Ron un esnemesiyle, Harry de esnemiş ardından da Hermione esnemişti.

"Ya yeter artık beynim sulandı! Ders, ders, ders! Yeter! Sanki profesör olucaz, bilim insanı olucaz sanki biz niye bu kadar çalışıyoruz?!"
Ron öfke ile bağırmıştı. Harry ise Ron un söylediklerini, başını sallayarak onaylıyordu. Aralıksız dört saat ders çalışmışlardı ve Ron artık isyan ediyordu.

"Ron şikayet etmeyi bırak! Alt tarafı matematik, fizik çalıştık!
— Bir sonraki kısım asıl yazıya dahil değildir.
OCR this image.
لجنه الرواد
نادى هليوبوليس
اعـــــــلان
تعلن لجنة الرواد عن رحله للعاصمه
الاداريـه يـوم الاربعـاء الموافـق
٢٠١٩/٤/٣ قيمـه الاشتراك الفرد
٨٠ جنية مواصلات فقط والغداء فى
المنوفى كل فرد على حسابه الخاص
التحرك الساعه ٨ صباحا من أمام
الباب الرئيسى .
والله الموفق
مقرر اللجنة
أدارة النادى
Niye bu kadar abartıyorsun?" Hermione de sinirle konuşunca bu sefer Harry isyan etme girişiminde bulundu. "Herm, bak konu matematik ve fizik çalışmamız değil, aralıksız dört saat çalışmamız! Beynim akıyor yemin ediyorum yeter ya!"

Hermione uzunca ofladı ve elindeki kitabı kapatınca Harry ve Ron da önündeki kitabı hızla kapattı. Ron ayağa kalkınca söylendi. "Sırtım tutulmuş anasını satayım!" Harry kıkırdadı ve yataktan kalkıp armut koltuklardan birine oturdu. Odasındaki en sevdiği eşyalardan birisi armut koltuktu.

"Harry, Malfoy ile tiyatro da eş seçilmişsin." Ron sırıtarak konuşunca Harry göz devirdi. "Maalesef, hoca illaki Malfoy ile ol diye tutturdu!" Hermione kıkırdadı ve kafasını Harry e çevirdi. "Kurdun bu durumdan memnun mu peki?"

Harry düşündü, kurdu Draco ile çok fazla inatlaşıyordu. Kendisi de seviyordu bunu ama kendisine yalan söylemek istemiyordu. Draco ile tiyatro da eş seçildiğinden beri kurdunun içinde garip bir heycan vardı. Hayır sadece kurdunun içinde heycan yoktu, gereksiz bir şekilde Harry de çok heycanlı hissediyordu.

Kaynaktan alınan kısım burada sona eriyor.